The proposed rule has also drawn support from major Colorado oil and gas companies and industry trade groups.
Environmental groups, while applauding the proposal for non-emitting controllers on future or renovated projects, are pressing for the AQCC to also address the controllers already in the field.
Conservation Colorado, along with the League of Oil and Gas Impacted Coloradans and the Western Colorado Alliance for Community Action, has asked the commission to consider requiring non-emitting controllers for any equipment within 1,000 feet of a home.
The Sierra Club and the environmental action group Earthworks have called for the non-polluting devices at any site with four wells or more.
In 2014, the commission issued a rule requiring that new installations use low-bleed controllers, and where possible no-bleed devices.
Chevron Corp. said in an email to The Sun that since the rule was adopted, its methane emissions from pneumatic controllers have dropped by 60% at its DJ Basin operations as equipment has been replaced. Chevron acquired Noble Energy, one of the largest drillers in Colorado, in July.
“Improving technology in pneumatic controllers is one of the lowest-cost solutions for reducing methane emissions,” Chevron said.
Still, a 2018 study of 3,800 controllers in the DJ Basin discovered that 5% were operating improperly and sending more gas into the air.
Another 2018 study of 31 Colorado oil and gas facilities by federal and state environmental regulators found 11% of the controllers, designed for intermittent releases, were continuously releasing gas.
The largest leak was 31 standard cubic feet per hour – big enough that within days it could supply the average 6,625 cubic feet of gas used monthly by an Xcel residential customer.
“They often malfunction and emit more than they should,” said David McCabe, a senior scientist with the Boston-based Clean Air Task Force, a public health and environmental advocacy group. “It is difficult to get a good handle on how many are malfunctioning.”

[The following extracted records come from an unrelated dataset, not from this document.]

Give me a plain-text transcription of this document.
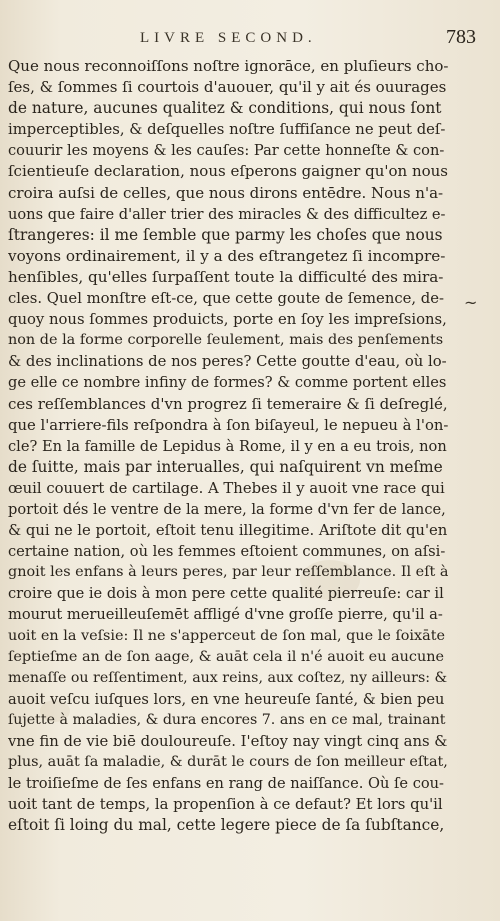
LIVRE SECOND.	783
~
Que nous reconnoiſſons noſtre ignorāce, en pluſieurs cho-
ſes, & ſommes ſi courtois d'auouer, qu'il y ait és ouurages
de nature, aucunes qualitez & conditions, qui nous ſont
imperceptibles, & deſquelles noſtre ſuffiſance ne peut deſ-
couurir les moyens & les cauſes: Par cette honneſte & con-
ſcientieuſe declaration, nous eſperons gaigner qu'on nous
croira auſsi de celles, que nous dirons entēdre. Nous n'a-
uons que faire d'aller trier des miracles & des difficultez e-
ſtrangeres: il me ſemble que parmy les choſes que nous
voyons ordinairement, il y a des eſtrangetez ſi incompre-
henſibles, qu'elles ſurpaſſent toute la difficulté des mira-
cles. Quel monſtre eſt-ce, que cette goute de ſemence, de-
quoy nous ſommes produicts, porte en ſoy les impreſsions,
non de la forme corporelle ſeulement, mais des penſements
& des inclinations de nos peres? Cette goutte d'eau, où lo-
ge elle ce nombre infiny de formes? & comme portent elles
ces reſſemblances d'vn progrez ſi temeraire & ſi deſreglé,
que l'arriere-fils reſpondra à ſon biſayeul, le nepueu à l'on-
cle? En la famille de Lepidus à Rome, il y en a eu trois, non
de ſuitte, mais par interualles, qui naſquirent vn meſme
œuil couuert de cartilage. A Thebes il y auoit vne race qui
portoit dés le ventre de la mere, la forme d'vn fer de lance,
& qui ne le portoit, eſtoit tenu illegitime. Ariſtote dit qu'en
certaine nation, où les femmes eſtoient communes, on aſsi-
gnoit les enfans à leurs peres, par leur reſſemblance. Il eſt à
croire que ie dois à mon pere cette qualité pierreuſe: car il
mourut merueilleuſemēt affligé d'vne groſſe pierre, qu'il a-
uoit en la veſsie: Il ne s'apperceut de ſon mal, que le ſoixāte
ſeptieſme an de ſon aage, & auāt cela il n'é auoit eu aucune
menaſſe ou reſſentiment, aux reins, aux coſtez, ny ailleurs: &
auoit veſcu iuſques lors, en vne heureuſe ſanté, & bien peu
ſujette à maladies, & dura encores 7. ans en ce mal, trainant
vne fin de vie biē douloureuſe. I'eſtoy nay vingt cinq ans &
plus, auāt ſa maladie, & durāt le cours de ſon meilleur eſtat,
le troiſieſme de ſes enfans en rang de naiſſance. Où ſe cou-
uoit tant de temps, la propenſion à ce defaut? Et lors qu'il
eſtoit ſi loing du mal, cette legere piece de ſa ſubſtance,
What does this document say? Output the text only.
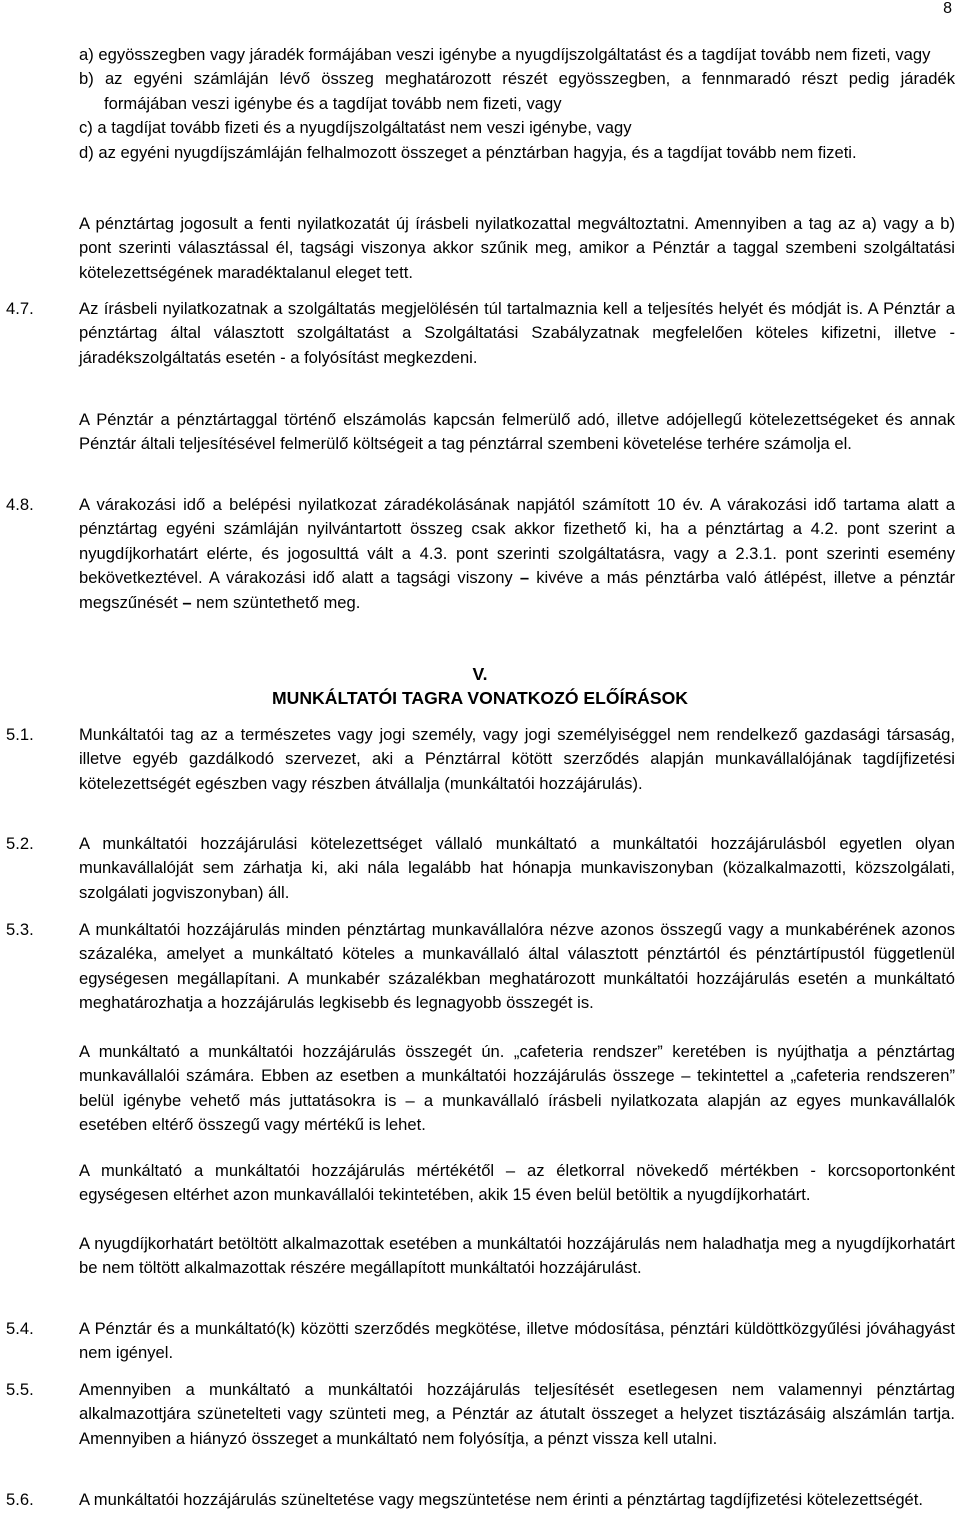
8
a) egyösszegben vagy járadék formájában veszi igénybe a nyugdíjszolgáltatást és a tagdíjat tovább nem fizeti, vagy
b) az egyéni számláján lévő összeg meghatározott részét egyösszegben, a fennmaradó részt pedig járadék formájában veszi igénybe és a tagdíjat tovább nem fizeti, vagy
c) a tagdíjat tovább fizeti és a nyugdíjszolgáltatást nem veszi igénybe, vagy
d) az egyéni nyugdíjszámláján felhalmozott összeget a pénztárban hagyja, és a tagdíjat tovább nem fizeti.
A pénztártag jogosult a fenti nyilatkozatát új írásbeli nyilatkozattal megváltoztatni. Amennyiben a tag az a) vagy a b) pont szerinti választással él, tagsági viszonya akkor szűnik meg, amikor a Pénztár a taggal szembeni szolgáltatási kötelezettségének maradéktalanul eleget tett.
4.7.	Az írásbeli nyilatkozatnak a szolgáltatás megjelölésén túl tartalmaznia kell a teljesítés helyét és módját is. A Pénztár a pénztártag által választott szolgáltatást a Szolgáltatási Szabályzatnak megfelelően köteles kifizetni, illetve - járadékszolgáltatás esetén - a folyósítást megkezdeni.
A Pénztár a pénztártaggal történő elszámolás kapcsán felmerülő adó, illetve adójellegű kötelezettségeket és annak Pénztár általi teljesítésével felmerülő költségeit a tag pénztárral szembeni követelése terhére számolja el.
4.8.	A várakozási idő a belépési nyilatkozat záradékolásának napjától számított 10 év. A várakozási idő tartama alatt a pénztártag egyéni számláján nyilvántartott összeg csak akkor fizethető ki, ha a pénztártag a 4.2. pont szerint a nyugdíjkorhatárt elérte, és jogosulttá vált a 4.3. pont szerinti szolgáltatásra, vagy a 2.3.1. pont szerinti esemény bekövetkeztével. A várakozási idő alatt a tagsági viszony – kivéve a más pénztárba való átlépést, illetve a pénztár megszűnését – nem szüntethető meg.
V.
MUNKÁLTATÓI TAGRA VONATKOZÓ ELŐÍRÁSOK
5.1.	Munkáltatói tag az a természetes vagy jogi személy, vagy jogi személyiséggel nem rendelkező gazdasági társaság, illetve egyéb gazdálkodó szervezet, aki a Pénztárral kötött szerződés alapján munkavállalójának tagdíjfizetési kötelezettségét egészben vagy részben átvállalja (munkáltatói hozzájárulás).
5.2.	A munkáltatói hozzájárulási kötelezettséget vállaló munkáltató a munkáltatói hozzájárulásból egyetlen olyan munkavállalóját sem zárhatja ki, aki nála legalább hat hónapja munkaviszonyban (közalkalmazotti, közszolgálati, szolgálati jogviszonyban) áll.
5.3.	A munkáltatói hozzájárulás minden pénztártag munkavállalóra nézve azonos összegű vagy a munkabérének azonos százaléka, amelyet a munkáltató köteles a munkavállaló által választott pénztártól és pénztártípustól függetlenül egységesen megállapítani. A munkabér százalékban meghatározott munkáltatói hozzájárulás esetén a munkáltató meghatározhatja a hozzájárulás legkisebb és legnagyobb összegét is.
A munkáltató a munkáltatói hozzájárulás összegét ún. „cafeteria rendszer” keretében is nyújthatja a pénztártag munkavállalói számára. Ebben az esetben a munkáltatói hozzájárulás összege – tekintettel a „cafeteria rendszeren” belül igénybe vehető más juttatásokra is – a munkavállaló írásbeli nyilatkozata alapján az egyes munkavállalók esetében eltérő összegű vagy mértékű is lehet.
A munkáltató a munkáltatói hozzájárulás mértékétől – az életkorral növekedő mértékben - korcsoportonként egységesen eltérhet azon munkavállalói tekintetében, akik 15 éven belül betöltik a nyugdíjkorhatárt.
A nyugdíjkorhatárt betöltött alkalmazottak esetében a munkáltatói hozzájárulás nem haladhatja meg a nyugdíjkorhatárt be nem töltött alkalmazottak részére megállapított munkáltatói hozzájárulást.
5.4.	A Pénztár és a munkáltató(k) közötti szerződés megkötése, illetve módosítása, pénztári küldöttközgyűlési jóváhagyást nem igényel.
5.5.	Amennyiben a munkáltató a munkáltatói hozzájárulás teljesítését esetlegesen nem valamennyi pénztártag alkalmazottjára szünetelteti vagy szünteti meg, a Pénztár az átutalt összeget a helyzet tisztázásáig alszámlán tartja. Amennyiben a hiányzó összeget a munkáltató nem folyósítja, a pénzt vissza kell utalni.
5.6.	A munkáltatói hozzájárulás szüneltetése vagy megszüntetése nem érinti a pénztártag tagdíjfizetési kötelezettségét.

Instead of operating on compressed natural gas, the no-bleed controllers use compressed air or electronic mechanisms to open and close equipment. This requires a ready source of electricity and installation of heavy duty air compressors on site.
This can create both technical and financial challenges depending upon the site, Paules said. “Bringing electricity from miles away can be costly,” he said.
McCabe said that in Canada remote operations have effectively been using a system of electronic controllers paired with solar panels and batteries. Paules questions whether such a system used on smaller, remote operations would be effective at the big well pads in Colorado.
“In general, the cost effectiveness of retrofitting facilities depends on whether the value of production from the facility exceeds the cost of the retrofit,” Chevron wrote in its email. “Older stripper wells nearing the end of their economic life may only produce a few barrels of oil per day – meaning they could take years or may never recover the cost of the retrofit.”
Nevertheless, environmental groups are pressing for a broader rule. “Just looking at new sources and not at retrofits is not going to get the job done,” said Dan Grossman, senior director of state advocacy for the Environmental Defense Fund’s energy program.
Paules said the industry does not oppose increasing the scope of the rule and is working with EDF and other groups to develop a proposal to take to the commission that would increase the population of controllers under the rule and at the same time give industry flexibility in implementing it.